Fiba Yenilenebilir Enerji'nin sunduğu Açık Yeşil'de iklim kanununu ve kanuna yönelik eleştirileri ele alıyoruz. Kanunda neler var, neler yok? Sivil toplum ne diyor? Net sıfır hedefi ve adil geçiş gibi kritik konular nasıl ele alınıyor?
Ümit Şahin: Bugün iki konuğumuz var. Bugün Türkiye Büyük Millet Meclisi Genel Kurulu'na gelecek olan iklim kanununu konuşacağız. İklim kanununda neler var, neler yok? Ne gibi eleştiriler yöneltiliyor sivil toplum tarafından, bunları konuşacağız. Önce konuklarımıza hoş geldin diyelim. Özlem Katısöz, İklim Eylem Ağı Avrupa ve İklim Ağı'ndan.

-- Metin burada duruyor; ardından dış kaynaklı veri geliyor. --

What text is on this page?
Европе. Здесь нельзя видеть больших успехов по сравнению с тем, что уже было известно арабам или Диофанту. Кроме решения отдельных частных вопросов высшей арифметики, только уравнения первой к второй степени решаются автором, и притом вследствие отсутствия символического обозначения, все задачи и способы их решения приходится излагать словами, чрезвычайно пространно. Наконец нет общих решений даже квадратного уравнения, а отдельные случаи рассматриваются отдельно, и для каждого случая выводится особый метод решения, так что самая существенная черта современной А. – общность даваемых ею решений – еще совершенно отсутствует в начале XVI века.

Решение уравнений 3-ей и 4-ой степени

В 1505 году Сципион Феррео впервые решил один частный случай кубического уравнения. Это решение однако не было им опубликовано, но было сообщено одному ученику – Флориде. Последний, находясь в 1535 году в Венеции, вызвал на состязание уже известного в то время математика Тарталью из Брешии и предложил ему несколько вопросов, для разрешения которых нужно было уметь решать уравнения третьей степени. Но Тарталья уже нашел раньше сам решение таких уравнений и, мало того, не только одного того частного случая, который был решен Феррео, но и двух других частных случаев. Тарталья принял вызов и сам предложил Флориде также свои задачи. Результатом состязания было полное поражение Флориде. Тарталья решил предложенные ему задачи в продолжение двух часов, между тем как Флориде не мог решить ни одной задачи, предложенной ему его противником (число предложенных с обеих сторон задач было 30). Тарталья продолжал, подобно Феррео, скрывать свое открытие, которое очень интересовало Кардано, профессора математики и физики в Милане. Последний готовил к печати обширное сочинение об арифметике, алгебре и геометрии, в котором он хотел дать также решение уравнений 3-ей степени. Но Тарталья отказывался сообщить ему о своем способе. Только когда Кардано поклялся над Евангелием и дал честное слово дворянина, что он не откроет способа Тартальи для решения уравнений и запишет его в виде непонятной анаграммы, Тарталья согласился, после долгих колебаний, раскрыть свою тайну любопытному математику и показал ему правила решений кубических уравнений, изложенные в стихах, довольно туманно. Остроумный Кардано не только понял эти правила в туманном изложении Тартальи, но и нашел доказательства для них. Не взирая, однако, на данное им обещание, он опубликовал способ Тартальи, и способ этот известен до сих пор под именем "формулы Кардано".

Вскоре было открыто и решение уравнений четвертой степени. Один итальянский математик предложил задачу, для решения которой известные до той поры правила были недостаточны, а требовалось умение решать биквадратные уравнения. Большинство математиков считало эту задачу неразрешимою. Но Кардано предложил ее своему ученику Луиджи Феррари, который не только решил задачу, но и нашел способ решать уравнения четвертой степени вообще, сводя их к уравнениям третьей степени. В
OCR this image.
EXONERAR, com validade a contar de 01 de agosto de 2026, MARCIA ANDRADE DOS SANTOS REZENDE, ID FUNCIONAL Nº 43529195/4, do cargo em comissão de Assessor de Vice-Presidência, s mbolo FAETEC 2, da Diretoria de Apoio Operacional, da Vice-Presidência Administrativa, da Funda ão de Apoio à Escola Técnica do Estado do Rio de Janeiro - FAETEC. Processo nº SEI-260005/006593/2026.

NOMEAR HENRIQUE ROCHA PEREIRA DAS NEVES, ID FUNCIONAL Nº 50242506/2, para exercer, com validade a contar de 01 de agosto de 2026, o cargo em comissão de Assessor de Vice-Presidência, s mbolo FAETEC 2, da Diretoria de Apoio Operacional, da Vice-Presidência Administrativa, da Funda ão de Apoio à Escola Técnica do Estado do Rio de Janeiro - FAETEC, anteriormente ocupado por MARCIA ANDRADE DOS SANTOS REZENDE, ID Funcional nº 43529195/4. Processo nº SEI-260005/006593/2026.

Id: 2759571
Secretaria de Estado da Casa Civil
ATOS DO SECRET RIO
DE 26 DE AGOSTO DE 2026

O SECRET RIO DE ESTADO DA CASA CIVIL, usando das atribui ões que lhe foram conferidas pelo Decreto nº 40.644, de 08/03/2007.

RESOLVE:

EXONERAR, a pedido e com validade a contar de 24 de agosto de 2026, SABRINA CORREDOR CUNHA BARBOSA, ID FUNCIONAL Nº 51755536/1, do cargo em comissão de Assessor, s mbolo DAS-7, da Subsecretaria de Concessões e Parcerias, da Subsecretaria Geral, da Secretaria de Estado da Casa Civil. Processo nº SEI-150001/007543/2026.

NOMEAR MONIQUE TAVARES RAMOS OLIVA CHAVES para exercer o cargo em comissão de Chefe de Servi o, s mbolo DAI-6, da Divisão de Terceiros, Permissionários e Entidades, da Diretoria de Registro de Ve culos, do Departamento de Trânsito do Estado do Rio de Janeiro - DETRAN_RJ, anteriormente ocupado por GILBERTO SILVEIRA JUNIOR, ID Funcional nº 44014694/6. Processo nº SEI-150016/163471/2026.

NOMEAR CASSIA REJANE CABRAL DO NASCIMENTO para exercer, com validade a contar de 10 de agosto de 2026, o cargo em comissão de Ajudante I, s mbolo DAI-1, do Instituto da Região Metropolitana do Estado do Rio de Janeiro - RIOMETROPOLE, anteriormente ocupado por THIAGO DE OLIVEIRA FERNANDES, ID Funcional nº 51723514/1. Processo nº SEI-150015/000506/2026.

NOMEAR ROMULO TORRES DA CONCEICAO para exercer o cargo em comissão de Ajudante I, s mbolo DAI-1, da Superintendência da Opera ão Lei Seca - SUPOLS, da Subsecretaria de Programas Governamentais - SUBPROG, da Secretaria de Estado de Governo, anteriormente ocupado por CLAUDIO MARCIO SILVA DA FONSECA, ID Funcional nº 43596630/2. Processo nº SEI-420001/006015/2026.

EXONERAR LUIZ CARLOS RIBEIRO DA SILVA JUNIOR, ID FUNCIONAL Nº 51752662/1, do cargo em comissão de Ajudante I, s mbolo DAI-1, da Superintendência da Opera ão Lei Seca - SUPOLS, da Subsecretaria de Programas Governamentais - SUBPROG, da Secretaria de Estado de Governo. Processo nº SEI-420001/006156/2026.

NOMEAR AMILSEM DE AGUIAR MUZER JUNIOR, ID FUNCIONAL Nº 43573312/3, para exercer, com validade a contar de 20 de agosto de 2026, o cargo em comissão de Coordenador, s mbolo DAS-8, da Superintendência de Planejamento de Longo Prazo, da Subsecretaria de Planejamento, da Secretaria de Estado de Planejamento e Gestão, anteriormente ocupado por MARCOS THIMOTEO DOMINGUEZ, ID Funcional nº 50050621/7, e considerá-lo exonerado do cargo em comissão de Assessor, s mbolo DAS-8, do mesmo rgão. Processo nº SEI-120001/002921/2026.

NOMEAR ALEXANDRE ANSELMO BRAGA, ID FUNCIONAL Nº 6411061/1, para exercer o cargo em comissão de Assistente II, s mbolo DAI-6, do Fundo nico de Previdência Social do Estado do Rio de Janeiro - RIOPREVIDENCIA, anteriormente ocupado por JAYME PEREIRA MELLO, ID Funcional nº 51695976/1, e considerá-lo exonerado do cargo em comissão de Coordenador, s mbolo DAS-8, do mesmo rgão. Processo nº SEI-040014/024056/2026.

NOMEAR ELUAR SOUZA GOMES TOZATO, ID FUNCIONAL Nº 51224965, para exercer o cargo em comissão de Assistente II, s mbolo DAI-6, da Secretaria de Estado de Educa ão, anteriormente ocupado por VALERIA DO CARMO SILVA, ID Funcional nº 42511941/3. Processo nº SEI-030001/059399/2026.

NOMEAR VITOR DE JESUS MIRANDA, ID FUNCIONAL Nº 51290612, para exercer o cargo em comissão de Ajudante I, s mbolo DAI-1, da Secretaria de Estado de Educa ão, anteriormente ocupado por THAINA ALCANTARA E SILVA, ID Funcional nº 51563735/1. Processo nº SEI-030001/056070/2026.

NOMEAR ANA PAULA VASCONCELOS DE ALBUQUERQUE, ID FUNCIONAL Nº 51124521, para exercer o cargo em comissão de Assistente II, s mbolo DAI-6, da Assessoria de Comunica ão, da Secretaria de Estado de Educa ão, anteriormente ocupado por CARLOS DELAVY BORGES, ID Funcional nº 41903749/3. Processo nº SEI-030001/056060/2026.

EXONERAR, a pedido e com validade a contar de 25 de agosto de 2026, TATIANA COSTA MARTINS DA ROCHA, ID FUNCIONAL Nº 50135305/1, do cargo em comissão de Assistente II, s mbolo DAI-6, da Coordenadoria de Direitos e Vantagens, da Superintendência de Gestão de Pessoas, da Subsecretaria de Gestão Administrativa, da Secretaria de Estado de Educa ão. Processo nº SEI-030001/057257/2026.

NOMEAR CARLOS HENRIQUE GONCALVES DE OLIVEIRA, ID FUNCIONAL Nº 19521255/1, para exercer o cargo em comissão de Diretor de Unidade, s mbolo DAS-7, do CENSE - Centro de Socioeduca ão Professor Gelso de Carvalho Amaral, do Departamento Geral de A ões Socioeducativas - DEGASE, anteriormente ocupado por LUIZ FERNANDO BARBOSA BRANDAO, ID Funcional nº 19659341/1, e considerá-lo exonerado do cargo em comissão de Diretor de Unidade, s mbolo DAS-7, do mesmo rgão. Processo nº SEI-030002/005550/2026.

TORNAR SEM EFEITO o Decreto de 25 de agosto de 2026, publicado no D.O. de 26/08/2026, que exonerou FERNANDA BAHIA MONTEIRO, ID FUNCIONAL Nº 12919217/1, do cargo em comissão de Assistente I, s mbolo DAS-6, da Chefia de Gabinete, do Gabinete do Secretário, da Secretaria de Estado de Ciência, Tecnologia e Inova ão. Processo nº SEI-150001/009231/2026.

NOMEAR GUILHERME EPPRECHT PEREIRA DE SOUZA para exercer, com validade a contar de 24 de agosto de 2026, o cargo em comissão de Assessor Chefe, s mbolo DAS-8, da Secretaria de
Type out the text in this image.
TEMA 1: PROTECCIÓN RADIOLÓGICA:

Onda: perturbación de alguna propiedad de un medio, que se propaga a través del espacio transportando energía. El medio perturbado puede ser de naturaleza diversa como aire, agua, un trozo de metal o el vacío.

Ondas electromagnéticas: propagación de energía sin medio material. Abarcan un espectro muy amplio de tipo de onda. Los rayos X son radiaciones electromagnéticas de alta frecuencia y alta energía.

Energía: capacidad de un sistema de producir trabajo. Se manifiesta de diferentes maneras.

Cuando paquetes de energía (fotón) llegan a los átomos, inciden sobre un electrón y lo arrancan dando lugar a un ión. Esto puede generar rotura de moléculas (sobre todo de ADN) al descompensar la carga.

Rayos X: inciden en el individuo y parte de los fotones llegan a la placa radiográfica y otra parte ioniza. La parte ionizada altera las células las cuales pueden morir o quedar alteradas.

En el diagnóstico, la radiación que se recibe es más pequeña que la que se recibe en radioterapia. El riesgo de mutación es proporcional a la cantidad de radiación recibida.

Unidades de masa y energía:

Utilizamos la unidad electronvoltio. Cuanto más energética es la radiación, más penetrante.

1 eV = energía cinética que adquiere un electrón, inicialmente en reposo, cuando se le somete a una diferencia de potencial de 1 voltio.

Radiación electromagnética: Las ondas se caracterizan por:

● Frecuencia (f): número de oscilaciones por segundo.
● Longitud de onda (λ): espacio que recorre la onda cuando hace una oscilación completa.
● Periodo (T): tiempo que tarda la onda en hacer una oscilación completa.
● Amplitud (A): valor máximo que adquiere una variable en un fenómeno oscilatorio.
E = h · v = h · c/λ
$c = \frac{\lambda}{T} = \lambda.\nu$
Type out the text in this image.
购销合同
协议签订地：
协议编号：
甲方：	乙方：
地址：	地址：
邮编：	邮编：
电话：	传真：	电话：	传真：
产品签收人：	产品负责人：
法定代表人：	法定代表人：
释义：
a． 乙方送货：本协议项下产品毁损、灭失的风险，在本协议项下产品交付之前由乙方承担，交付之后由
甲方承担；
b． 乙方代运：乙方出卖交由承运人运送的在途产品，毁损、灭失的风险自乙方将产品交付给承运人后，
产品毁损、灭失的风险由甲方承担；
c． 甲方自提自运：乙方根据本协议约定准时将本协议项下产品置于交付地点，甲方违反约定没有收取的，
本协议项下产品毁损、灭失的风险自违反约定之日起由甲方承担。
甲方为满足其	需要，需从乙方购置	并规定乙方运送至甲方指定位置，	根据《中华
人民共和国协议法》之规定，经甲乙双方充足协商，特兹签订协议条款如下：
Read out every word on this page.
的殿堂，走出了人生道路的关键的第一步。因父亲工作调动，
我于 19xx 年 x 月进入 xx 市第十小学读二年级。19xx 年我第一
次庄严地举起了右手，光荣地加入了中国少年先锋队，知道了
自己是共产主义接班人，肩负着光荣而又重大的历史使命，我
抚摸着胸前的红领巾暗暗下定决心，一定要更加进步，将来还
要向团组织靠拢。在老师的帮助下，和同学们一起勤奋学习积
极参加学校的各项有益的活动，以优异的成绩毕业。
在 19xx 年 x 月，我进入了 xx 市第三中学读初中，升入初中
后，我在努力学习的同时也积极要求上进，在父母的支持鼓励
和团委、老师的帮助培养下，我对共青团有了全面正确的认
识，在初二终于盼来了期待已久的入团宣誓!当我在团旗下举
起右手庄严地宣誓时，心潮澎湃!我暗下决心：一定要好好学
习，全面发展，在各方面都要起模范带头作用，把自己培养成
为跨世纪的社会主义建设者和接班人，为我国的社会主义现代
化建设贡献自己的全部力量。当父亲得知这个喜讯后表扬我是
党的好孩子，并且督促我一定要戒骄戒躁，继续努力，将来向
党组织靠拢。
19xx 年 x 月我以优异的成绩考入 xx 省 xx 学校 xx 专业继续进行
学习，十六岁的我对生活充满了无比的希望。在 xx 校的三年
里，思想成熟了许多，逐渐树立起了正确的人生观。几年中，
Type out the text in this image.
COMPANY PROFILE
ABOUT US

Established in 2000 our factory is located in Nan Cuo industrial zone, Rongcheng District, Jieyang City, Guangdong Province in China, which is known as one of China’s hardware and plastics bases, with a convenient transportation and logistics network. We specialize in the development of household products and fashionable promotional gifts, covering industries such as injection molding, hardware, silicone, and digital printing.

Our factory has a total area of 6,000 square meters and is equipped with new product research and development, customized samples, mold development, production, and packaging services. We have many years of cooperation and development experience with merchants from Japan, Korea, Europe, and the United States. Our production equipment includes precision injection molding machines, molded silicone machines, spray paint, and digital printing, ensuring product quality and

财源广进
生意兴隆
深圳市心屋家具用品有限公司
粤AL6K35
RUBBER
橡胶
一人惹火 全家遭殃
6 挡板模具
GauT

Hülya Çeşmeci, Mekânda Adalet Derneği'nden ve o da İklim Ağı adına Ankara'da şu anda gelişmeleri izliyor. Hülya hoş geldin.
Ömer Madra: Hoş geldin, hoş geldin.
Ü. Ş: İstersen Hülya seninle başlayalım. Ankara'dasın ve iklim kanunuyla ilgili çalışmalar kapsamında neler olup bittiğini izliyorsun. Bugün de sanırım mecliste olacaksınız. Birazcık süreci anlatabilir misin? Komisyondan itibaren neler oldu, neler yaşandı?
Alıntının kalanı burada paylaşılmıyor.